Le contrepoint (du latin punctus contra punctum, note contre note) s'applique à l'écriture à plusieurs parties ; celle-ci comporte deux dimensions : une dimension mélodique ou horizontale (conduite des différentes voix) et une dimension harmonique ou verticale (accords résultant de leur superposition). Ces deux dimensions tiennent compte de la notion de consonance.
      Si la dimension verticale domine, on parlera d'
homophonie : une partie principale (généralement la partie supérieure) est accompagnée par des parties secondaires (en accords).
      Si la dimension horizontale domine, il s'agira de
polyphonie, c.-à-d. de plusieurs parties indépendantes sur le plan rythmique et mélodique.
      C'est dans la polyphonie vocale du XVI
e S. (LASSUS, PALESTRINA), que le contrepoint a trouvé sa meilleure expression.
      La norme classique est l'
écriture à 4 parties vocales (chœur).
      La notation s'effectuait autrefois à l'aide des trois clefs d'ut 1
er, 3e et 4e (soprano, alto, ténor), afin d'éviter les lignes supplémentaires ; notation moderne : clef de sol, clef de sol « ténor », clef de fa. Registres : l'alto se trouve une quinte au-dessous du soprano, la basse une quinte au-dessous du ténor. Les voix de femmes (ou d'enfants) sont à distance d'octave des voix d'hommes.
     
Intervalles : on distingue les consonances (du latin consonare : qui sonne avec) et les dissonances (du latin dissonare : qui ne sonne pas avec) :
      —
consonances parfaites, avec haut degré de fusion : unisson, octave et quinte ;
      —
consonances imparfaites, de caractère moins satisfaisant : tierce et sixte.
      —
dissonances, qui produisent une impression de frottement : quarte, seconde, septième, tous les intervalles augmentés et diminués.

     
Mouvement des parties : à 2 parties, il existe 3 mouvements possibles :
      —
mouvement direct : les deux parties montent ou descendent.

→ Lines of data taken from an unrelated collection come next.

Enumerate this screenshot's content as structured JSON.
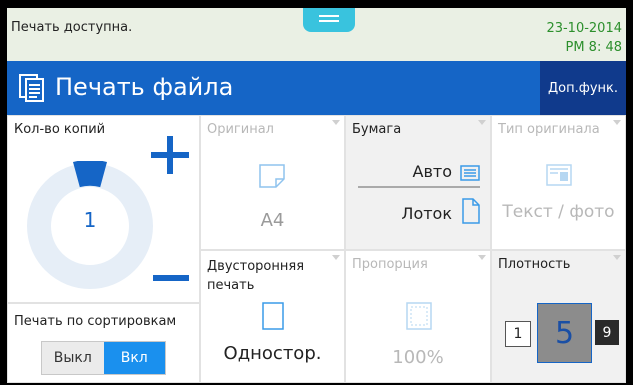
{
  "status": {
    "message": "Печать доступна.",
    "date": "23-10-2014",
    "time": "PM 8: 48"
  },
  "header": {
    "title": "Печать файла",
    "extra_label": "Доп.функ."
  },
  "copies": {
    "label": "Кол-во копий",
    "value": "1"
  },
  "sort": {
    "label": "Печать по сортировкам",
    "off_label": "Выкл",
    "on_label": "Вкл",
    "selected": "Вкл"
  },
  "original": {
    "label": "Оригинал",
    "value": "A4"
  },
  "paper": {
    "label": "Бумага",
    "auto_label": "Авто",
    "tray_label": "Лоток"
  },
  "original_type": {
    "label": "Тип оригинала",
    "value": "Текст / фото"
  },
  "duplex": {
    "label": "Двусторонняя печать",
    "value": "Одностор."
  },
  "ratio": {
    "label": "Пропорция",
    "value": "100%"
  },
  "density": {
    "label": "Плотность",
    "low": "1",
    "value": "5",
    "high": "9"
  },
  "colors": {
    "accent": "#1565c6",
    "header_dark": "#103a8c",
    "status_bg": "#eaf0e4",
    "toggle_on": "#1a90ee",
    "handle": "#39c3de",
    "date_text": "#2c8f2c"
  },
  "icons": [
    "handle-icon",
    "document-stack-icon",
    "plus-icon",
    "minus-icon",
    "page-icon",
    "tray-icon",
    "text-photo-icon",
    "simplex-icon",
    "zoom-icon"
  ]
}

La direction identique du mouvement peut restreindre l'indépendance des voix. Cas particulier : le mouvement parallèle (permis seulement avec tierces et sixtes) ;
      —
mouvement oblique : une partie est immobile, l'autre monte ou descend ;
      —
mouvement contraire : il favorise l'indépendance des parties et l'équilibre entre chacune des progressions.

     
Règles de progression. Les règles du contrepoint permettent d'assurer en même temps l'indépendance dans la marche de chaque partie et la correction sur le plan de l'harmonie (puisque la superposition de ces parties donne naissance à des accords). En ce sens, il existe des « bonnes » et des « mauvaises » progressions ; sont en principe « interdits », en raison du mauvais effet produit, les enchaînements suivants :
      —
les unissons, quintes et octaves consécutifs, qui restreignent l'indépendance des parties ;
      —
les unissons, quintes et octaves directs, c'est-à-dire amenés par mouvement direct ;
      —
l'octave succédant à l'unisson, et inversement ;
      —
les sauts par mouvement direct, surtout lorsque l'une des voix dépasse ainsi la position qu'occupait une autre ;
      —
les « fausses relations », c'est-à-dire les successions de deux sons à distance de demi-ton chromatique dans deux voix différentes (tolérées dans la même voix).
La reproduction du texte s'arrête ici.